My 21-year-old ADD/ADHD son Harry often regards the rest of us in the family with a look of such complete incomprehension that I’m convinced he thinks we’re an alien species. Then again, he keeps whatever insecurities and worries he has so close to the vest that sometimes I think that he doesn’t care about anything except whether I remember to get pot stickers at Safeway. Then I’ll overhear him talking quietly to Margaret in his room and realize that he may act like a post-hip-hop John Wayne, but with his learning disabilities, his feelings are probably rawer than most kids stumbling into adulthood.

But just as I’m trying to look, listen, and see Harry as the complex, whole human he is, he’ll lash out at his little Coco sister over something completely petty, and I get so furious I have to leave the room before I lose my temper and make things worse. I don’t see his side. I’m so consumed with the unfairness (he’s bigger, older) that I don’t see that Coco can handle herself perfectly well in any argument with her brother and sometimes instigates them just to entertain herself. Over and over Margaret tells me, “Don’t take it so much to heart. Let them work it out between themselves.” I find not taking it to heart nearly impossible when I’m in the same room, so I’ve learned to grab a book and make tracks to a peaceful corner of the house when the storm clouds gather.

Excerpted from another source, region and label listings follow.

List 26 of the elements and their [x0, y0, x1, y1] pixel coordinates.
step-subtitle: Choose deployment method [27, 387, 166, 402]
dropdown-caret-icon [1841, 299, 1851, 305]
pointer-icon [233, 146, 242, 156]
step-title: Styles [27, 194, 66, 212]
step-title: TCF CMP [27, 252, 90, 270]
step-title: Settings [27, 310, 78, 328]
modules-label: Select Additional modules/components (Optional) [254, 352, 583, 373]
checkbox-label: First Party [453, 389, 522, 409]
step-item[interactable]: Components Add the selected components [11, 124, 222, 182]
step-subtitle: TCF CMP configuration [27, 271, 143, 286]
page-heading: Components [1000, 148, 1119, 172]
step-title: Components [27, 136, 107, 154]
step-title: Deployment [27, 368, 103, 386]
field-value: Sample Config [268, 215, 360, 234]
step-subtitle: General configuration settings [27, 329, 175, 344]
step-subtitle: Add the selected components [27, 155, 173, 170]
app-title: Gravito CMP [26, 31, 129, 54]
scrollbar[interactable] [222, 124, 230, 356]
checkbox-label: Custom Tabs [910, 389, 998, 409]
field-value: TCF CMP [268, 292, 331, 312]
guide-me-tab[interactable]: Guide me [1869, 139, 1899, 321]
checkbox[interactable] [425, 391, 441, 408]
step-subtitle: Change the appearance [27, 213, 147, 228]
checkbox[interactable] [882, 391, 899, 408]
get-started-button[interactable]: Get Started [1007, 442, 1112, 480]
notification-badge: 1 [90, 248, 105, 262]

This is what I was doing in the kitchen when Coco grabbed my arm to stop me. But Harry wasn’t even home. Coco was lashing out at her mother. She shouldn’t do that; Margaret loves her dearly, and has sacrificed so much for her. But Margaret instigated the fight this time, pushing a homework issue way too hard. I don’t know who will feel the wrath of my temper first, or the most, but it’s time to grab that book before I explode. And that’s when Coco says, “Dad you worry too much.” She and Margaret laugh, and I join in, understanding once again, that it’ll be okay, that they’ll work it out between themselves. Good thing I like to read.

Later, while doing dishes and worrying about worrying, I mention my concern to Coco about changing psychiatrists when we move to Georgia. I tell her I’m starting to look for a new one and since it’s worked out previously that she, Margaret and I end up sharing the same one, I wonder if she has any preferences.

“He should be young, like our guy now. He’s cool. Not someone your age,” she says.

I ask her if it matters if it’s a man or a woman.

“Considering how I don’t get along with women, it should definitely be a guy.”

Coco doesn’t get along with women? And she’s self-aware enough at 14 to see this as an impediment to effective therapy? You know, my wife’s right. When you stop worrying so much and start listening more, you learn all kinds of interesting things. Tomorrow I think I’ll try it with Harry.